Her alanda ekolojik örgütlenme
Canlı ve doğa talanına karşı örgütlenme çağrısında bulunan Karaca, devamla şunları kaydetti: “Daha güçlü bir direniş için, her alanda daha fazla örgütlenmeli, devletin türcü ve rant odaklı politikalarına karşı durmalıyız. Ekolojik mücadeleye çağrı yapmak gerekirse; hem hukuki yolların hem de halkın örgütlenmesinin önemli olduğunu vurgulamak gerekiyor. Hukuki mücadele, ekolojik yıkıma karşı önemli bir savunma hattı oluşturuyor.

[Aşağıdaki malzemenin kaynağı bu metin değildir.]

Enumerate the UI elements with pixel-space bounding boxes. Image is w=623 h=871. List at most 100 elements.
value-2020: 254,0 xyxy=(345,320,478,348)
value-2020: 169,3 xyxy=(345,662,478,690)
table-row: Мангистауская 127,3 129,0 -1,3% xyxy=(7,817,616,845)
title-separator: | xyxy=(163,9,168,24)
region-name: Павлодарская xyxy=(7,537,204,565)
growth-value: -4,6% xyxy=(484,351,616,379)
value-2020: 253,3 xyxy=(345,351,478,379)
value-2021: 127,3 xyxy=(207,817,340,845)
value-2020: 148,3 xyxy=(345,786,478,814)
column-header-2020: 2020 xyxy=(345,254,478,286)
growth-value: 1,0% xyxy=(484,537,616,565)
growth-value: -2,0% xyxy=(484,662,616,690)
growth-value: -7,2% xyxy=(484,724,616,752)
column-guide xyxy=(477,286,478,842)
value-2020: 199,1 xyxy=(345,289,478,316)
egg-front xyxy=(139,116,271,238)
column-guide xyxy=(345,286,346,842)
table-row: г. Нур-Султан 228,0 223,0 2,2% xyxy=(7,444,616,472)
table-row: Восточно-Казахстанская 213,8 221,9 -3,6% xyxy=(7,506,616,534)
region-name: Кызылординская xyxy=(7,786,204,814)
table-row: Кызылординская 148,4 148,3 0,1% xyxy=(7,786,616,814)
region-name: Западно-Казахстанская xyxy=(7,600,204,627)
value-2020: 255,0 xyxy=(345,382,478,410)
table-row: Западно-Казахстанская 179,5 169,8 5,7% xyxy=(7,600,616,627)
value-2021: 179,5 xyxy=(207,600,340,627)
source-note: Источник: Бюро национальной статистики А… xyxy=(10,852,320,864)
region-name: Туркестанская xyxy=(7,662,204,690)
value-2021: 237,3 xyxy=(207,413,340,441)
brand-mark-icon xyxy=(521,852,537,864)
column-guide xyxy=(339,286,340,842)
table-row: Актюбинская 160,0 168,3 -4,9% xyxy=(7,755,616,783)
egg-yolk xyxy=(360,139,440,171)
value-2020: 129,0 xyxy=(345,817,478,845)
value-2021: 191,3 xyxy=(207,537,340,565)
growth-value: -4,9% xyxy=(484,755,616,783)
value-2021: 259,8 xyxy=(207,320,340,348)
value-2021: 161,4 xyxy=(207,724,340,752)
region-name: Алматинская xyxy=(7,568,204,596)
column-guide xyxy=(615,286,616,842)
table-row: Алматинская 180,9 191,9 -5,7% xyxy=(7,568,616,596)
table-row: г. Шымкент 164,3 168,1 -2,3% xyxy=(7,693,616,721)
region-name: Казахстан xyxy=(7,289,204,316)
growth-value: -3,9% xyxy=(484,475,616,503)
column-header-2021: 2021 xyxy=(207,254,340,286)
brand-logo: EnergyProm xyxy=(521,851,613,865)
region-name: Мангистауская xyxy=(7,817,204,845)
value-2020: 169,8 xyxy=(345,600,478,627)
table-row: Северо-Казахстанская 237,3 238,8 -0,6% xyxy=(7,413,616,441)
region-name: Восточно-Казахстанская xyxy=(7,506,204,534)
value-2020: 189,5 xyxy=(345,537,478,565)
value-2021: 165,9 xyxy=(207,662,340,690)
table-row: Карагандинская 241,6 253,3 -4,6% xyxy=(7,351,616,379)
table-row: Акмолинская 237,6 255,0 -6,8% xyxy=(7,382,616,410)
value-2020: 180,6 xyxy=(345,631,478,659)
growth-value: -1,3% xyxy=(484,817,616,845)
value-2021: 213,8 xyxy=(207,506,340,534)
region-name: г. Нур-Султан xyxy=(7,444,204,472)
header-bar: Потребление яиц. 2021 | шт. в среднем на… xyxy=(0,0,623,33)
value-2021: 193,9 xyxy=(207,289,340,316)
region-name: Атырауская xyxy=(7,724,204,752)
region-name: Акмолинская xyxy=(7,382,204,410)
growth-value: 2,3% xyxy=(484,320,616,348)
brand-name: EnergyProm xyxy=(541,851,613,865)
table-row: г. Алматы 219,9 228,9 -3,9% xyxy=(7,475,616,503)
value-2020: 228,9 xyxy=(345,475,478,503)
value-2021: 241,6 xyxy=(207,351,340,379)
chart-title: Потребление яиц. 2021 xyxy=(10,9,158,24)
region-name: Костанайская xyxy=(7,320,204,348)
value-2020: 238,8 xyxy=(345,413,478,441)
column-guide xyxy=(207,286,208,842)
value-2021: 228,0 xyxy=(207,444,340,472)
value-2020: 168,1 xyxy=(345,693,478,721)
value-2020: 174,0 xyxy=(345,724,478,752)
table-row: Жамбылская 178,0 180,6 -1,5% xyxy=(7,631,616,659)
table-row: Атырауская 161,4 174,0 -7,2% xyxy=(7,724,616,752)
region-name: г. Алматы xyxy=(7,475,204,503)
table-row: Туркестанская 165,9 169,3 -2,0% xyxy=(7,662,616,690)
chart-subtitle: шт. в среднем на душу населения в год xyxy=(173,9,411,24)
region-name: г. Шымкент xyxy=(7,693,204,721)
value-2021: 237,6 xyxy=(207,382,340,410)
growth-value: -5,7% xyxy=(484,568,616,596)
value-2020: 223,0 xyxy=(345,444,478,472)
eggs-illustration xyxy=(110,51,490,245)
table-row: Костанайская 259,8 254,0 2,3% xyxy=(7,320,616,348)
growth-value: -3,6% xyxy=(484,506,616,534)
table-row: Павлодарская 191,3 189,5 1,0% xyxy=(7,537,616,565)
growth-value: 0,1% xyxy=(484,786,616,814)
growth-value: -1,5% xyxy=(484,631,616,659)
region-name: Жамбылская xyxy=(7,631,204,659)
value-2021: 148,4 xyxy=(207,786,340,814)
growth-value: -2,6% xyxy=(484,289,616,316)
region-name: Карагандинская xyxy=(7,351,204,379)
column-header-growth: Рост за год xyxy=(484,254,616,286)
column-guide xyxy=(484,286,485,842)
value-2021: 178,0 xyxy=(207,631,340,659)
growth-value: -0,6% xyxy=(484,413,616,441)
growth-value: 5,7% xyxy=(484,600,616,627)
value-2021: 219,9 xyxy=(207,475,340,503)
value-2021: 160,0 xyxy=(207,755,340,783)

Özellikle av ihalelerinin iptali, hukuki yollarla kazanılmış başarıların en somut örneklerinden biridir. Fakat bu mücadeleyi sadece hukuki yollara bırakmak yeterli değil. Her geçen gün doğa katliamlarına karşı daha güçlü bir direniş örgütlememiz gerekiyor.”